Dazu kommt, dass die Risikotragung durch die Allgemeinheit auch eine sonst nicht so erwünschte Form der Umverteilung von unten nach oben darstellt. Letztlich zahlt die schlecht verdienende Regalschlichterin im Supermarkt, die zur Miete wohnt, mit ihrer Steuerleistung den Wiederaufbau einer Immobilie, die in der Regel nicht jemandem aus dem Milieu der sozial Schwächeren gehört, sondern dem gediegenen Mittelstand.

Wie öfter einen scheinbar menschenfreundlichen, aber abwegigen Vorschlag zur Lösung des Problems machen die deutschen Grünen. Es brauche jetzt eine neue Regelung, die eine „flächendeckende, bezahlbare Absicherung auch in Risikogebieten ermöglicht“, sagt Lisa Paus, finanzpolitische Sprecherin der Partei.

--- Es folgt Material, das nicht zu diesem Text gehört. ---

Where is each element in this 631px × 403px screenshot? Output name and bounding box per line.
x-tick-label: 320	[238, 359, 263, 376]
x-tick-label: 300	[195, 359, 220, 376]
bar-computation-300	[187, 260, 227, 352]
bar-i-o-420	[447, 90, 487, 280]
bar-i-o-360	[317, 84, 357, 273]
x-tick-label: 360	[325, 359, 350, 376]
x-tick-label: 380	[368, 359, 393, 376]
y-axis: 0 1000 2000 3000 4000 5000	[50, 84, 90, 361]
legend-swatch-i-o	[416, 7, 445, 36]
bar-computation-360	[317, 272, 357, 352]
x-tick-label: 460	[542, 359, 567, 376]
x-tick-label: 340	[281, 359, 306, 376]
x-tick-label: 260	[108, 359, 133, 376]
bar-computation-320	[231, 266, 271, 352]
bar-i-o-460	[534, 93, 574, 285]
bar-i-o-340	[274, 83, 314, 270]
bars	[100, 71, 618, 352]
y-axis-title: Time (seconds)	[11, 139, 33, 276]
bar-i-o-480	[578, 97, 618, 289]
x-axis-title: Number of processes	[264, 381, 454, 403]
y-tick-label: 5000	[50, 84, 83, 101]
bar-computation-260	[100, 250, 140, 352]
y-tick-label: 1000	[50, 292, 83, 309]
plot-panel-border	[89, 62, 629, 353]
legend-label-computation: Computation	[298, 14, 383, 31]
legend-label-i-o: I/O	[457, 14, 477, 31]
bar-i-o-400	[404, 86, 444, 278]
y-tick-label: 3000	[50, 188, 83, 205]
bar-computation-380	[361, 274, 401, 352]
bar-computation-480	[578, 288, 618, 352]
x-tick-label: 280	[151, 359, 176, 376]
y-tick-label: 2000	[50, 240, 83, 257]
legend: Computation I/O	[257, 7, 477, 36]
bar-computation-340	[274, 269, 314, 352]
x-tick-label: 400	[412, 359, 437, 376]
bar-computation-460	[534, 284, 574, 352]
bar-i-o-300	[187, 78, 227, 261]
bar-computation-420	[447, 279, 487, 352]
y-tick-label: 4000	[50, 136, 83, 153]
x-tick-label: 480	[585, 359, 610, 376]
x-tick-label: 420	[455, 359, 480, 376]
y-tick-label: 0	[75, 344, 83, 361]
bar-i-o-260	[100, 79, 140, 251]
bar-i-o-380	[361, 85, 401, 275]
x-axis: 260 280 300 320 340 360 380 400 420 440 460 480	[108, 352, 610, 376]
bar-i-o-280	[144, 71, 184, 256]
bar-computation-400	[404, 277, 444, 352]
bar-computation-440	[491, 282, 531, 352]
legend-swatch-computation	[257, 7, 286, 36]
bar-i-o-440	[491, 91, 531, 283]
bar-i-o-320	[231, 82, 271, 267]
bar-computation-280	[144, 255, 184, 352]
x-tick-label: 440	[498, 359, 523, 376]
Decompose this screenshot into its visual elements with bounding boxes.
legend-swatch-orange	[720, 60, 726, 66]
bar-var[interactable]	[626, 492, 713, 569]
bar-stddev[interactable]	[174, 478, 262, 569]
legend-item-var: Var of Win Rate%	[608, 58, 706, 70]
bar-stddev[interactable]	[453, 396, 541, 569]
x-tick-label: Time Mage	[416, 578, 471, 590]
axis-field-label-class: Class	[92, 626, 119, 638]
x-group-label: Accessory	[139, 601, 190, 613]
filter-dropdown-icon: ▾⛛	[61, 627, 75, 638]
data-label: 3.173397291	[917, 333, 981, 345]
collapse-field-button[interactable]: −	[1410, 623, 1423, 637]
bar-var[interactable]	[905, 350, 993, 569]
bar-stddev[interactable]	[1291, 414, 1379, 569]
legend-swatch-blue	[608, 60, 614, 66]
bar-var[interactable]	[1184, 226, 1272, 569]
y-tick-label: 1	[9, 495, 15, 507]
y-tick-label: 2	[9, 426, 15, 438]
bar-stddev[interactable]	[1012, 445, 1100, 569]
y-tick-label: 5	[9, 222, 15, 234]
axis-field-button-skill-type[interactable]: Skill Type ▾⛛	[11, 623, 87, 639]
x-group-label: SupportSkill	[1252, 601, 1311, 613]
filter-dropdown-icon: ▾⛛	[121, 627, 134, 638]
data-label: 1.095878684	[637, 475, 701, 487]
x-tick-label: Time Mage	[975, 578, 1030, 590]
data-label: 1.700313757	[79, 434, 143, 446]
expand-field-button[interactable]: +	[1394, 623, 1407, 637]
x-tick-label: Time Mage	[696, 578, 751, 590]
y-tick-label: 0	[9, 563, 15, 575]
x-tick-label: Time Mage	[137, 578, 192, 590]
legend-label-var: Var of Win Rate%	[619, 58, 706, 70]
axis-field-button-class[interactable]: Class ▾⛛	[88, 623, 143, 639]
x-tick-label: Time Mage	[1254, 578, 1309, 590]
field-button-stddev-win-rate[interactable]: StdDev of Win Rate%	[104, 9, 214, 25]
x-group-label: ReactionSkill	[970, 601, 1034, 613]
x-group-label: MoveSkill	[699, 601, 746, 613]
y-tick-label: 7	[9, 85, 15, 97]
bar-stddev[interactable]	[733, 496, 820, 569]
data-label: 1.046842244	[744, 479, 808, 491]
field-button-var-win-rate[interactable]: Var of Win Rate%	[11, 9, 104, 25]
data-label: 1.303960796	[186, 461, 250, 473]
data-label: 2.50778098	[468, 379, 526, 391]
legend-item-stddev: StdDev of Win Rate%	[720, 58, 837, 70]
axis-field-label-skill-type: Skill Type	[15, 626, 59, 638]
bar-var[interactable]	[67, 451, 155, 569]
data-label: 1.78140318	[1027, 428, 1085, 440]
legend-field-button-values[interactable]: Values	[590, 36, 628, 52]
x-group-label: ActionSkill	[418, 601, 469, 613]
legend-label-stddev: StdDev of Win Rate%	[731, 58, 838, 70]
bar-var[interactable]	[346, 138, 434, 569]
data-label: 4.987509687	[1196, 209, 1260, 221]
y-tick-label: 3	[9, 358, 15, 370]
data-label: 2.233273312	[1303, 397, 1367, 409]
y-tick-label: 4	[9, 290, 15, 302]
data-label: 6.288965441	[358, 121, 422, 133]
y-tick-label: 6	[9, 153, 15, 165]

Das genau nicht: In Risikogebieten zu bauen und wohnen gehört vom Staat nicht gefördert, sondern auf längere Sicht hintangehalten. Außer natürlich, jemand ist willens, bereit und imstande, das damit verbundene Risiko selbst zu tragen. Dem Steuerzahler diese Bürden umzuhängen, ist weder sozial noch fair noch gerecht.(“Presse”)

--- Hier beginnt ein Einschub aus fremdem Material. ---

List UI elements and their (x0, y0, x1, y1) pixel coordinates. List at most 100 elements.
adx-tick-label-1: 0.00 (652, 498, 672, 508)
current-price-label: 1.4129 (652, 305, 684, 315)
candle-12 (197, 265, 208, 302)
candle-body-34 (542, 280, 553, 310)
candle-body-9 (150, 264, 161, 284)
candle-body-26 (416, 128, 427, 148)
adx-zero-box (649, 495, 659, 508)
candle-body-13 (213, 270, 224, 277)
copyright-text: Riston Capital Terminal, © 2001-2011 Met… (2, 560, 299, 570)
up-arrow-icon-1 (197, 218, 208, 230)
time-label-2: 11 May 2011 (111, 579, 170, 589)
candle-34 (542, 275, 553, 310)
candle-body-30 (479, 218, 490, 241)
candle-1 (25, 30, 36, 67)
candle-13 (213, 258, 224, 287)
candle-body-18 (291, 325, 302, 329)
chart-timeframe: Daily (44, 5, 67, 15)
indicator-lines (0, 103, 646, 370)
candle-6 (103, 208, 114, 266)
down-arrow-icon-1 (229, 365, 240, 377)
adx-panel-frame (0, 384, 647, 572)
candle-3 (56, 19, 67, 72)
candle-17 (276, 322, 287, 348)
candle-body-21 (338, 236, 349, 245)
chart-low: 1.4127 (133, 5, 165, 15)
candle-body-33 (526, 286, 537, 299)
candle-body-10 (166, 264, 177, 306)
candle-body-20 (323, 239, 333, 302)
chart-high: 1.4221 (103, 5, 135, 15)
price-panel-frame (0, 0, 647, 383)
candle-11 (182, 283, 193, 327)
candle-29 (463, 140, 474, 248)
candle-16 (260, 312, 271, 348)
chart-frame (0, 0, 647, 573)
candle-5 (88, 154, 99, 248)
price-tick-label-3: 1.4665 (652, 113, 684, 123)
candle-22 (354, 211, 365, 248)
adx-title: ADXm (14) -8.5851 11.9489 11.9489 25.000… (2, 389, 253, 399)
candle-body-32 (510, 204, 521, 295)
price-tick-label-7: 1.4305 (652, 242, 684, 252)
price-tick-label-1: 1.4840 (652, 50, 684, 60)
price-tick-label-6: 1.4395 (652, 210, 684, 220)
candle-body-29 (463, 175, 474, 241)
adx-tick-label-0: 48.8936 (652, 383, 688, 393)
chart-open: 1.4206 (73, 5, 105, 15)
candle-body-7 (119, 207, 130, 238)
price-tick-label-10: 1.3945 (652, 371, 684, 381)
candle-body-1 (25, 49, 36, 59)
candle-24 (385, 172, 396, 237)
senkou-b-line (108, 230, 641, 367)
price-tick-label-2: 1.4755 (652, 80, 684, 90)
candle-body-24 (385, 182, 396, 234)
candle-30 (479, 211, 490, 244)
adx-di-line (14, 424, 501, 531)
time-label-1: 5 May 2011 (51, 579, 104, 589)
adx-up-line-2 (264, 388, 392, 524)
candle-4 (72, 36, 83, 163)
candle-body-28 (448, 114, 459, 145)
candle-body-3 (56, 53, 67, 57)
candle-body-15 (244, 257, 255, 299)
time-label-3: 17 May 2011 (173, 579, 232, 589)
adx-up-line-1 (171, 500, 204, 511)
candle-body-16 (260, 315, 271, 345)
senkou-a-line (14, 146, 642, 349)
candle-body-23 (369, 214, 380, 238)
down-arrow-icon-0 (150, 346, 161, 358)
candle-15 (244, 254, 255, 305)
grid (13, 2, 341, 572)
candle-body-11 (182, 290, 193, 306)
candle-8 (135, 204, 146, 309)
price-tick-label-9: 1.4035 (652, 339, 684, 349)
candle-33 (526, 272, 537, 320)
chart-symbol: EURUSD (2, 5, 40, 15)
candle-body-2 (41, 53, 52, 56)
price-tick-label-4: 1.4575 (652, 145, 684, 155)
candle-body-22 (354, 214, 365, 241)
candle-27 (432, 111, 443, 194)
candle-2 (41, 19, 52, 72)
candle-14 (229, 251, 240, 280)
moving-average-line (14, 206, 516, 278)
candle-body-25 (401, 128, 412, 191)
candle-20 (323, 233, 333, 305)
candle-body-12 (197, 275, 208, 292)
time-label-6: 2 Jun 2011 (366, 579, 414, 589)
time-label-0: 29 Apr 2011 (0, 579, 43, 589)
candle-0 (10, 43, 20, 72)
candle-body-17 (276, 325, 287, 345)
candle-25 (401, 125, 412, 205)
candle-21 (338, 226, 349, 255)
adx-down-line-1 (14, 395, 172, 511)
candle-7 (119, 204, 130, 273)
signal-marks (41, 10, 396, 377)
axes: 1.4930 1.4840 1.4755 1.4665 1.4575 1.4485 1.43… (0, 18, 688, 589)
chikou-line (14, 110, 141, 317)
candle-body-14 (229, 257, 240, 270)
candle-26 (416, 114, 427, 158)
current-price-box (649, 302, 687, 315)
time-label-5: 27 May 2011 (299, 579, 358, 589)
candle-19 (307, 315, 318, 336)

3 Gedanken zu „Katastrophenhilfe: Ungerechte Gerechtigkeit

  1. GeBa

    Das Problem ist in gewissen Tälern, wie z.B. das jetzt betroffene Ahrtal, dass sie zu eng sind um nicht dort zu bauen wo es gefährlich werden kann, auch wenn die Geschichte zeigt, dass es immer wieder, wenn auch in sehr sehr langen Abständen zu gefährlichen Hochwässern kommt.
    Ich war vor 2 Jahren in Mayschoß, einem der jetzt ganz schlimm in Mitleidenschaft gezogenem Orte, das Hotel steht zum Glück noch, gleich dahinter beginnen die sehr steilen Weingärten, die der Lage der an der Mosel um nichts nachstehen. Ich habe die Ahr als sanftes Flüsschen in Erinnerung, die Brücke zum 100 m entfernten Bahnhof, die weggerissen wurde, bin ich auch gegangen, mein Herz blutet wenn ich diese Bilder sehe. https://www.youtube.com/watch?v=woiIDpHNdPs
    Wie kann man das lösen?
    Ob man das mit einer Flussregulierung in den Griff bekommen könnte? Denn anders geht es nicht. Und das wäre natürlich eindeutig Landessache. Auch an der Mosel gab es diese Katastrophen, man sieht an den Häusern immer wieder wie hoch das Wasser in dem oder dem Jahr war.
    Gegen die Natur ist der Mensch machtlos.

  2. sokrates9

    Die klassischen Gesetze der Ökonomie: Angebot : Nachfrage -Risikobewertung,ökonomische Entscheidungen basierend auf Zinsen und Gewinn: All das gilt nicht mehr; der Staat greift ein und verteilt sein Mickeymousegeld nach irrationaklen Fakten..

  3. Mourawetz

    Olaf Scholz, Finanzminister mit den dicken Spendierhosen… welche Rolle hat er eigentlich in der Cum-Ex-Affäre gespielt? Welche im Wirecard-Skandal? Und so einer ist der Kanzlerkandidat der SPD anstatt dass er zurück getreten wurde.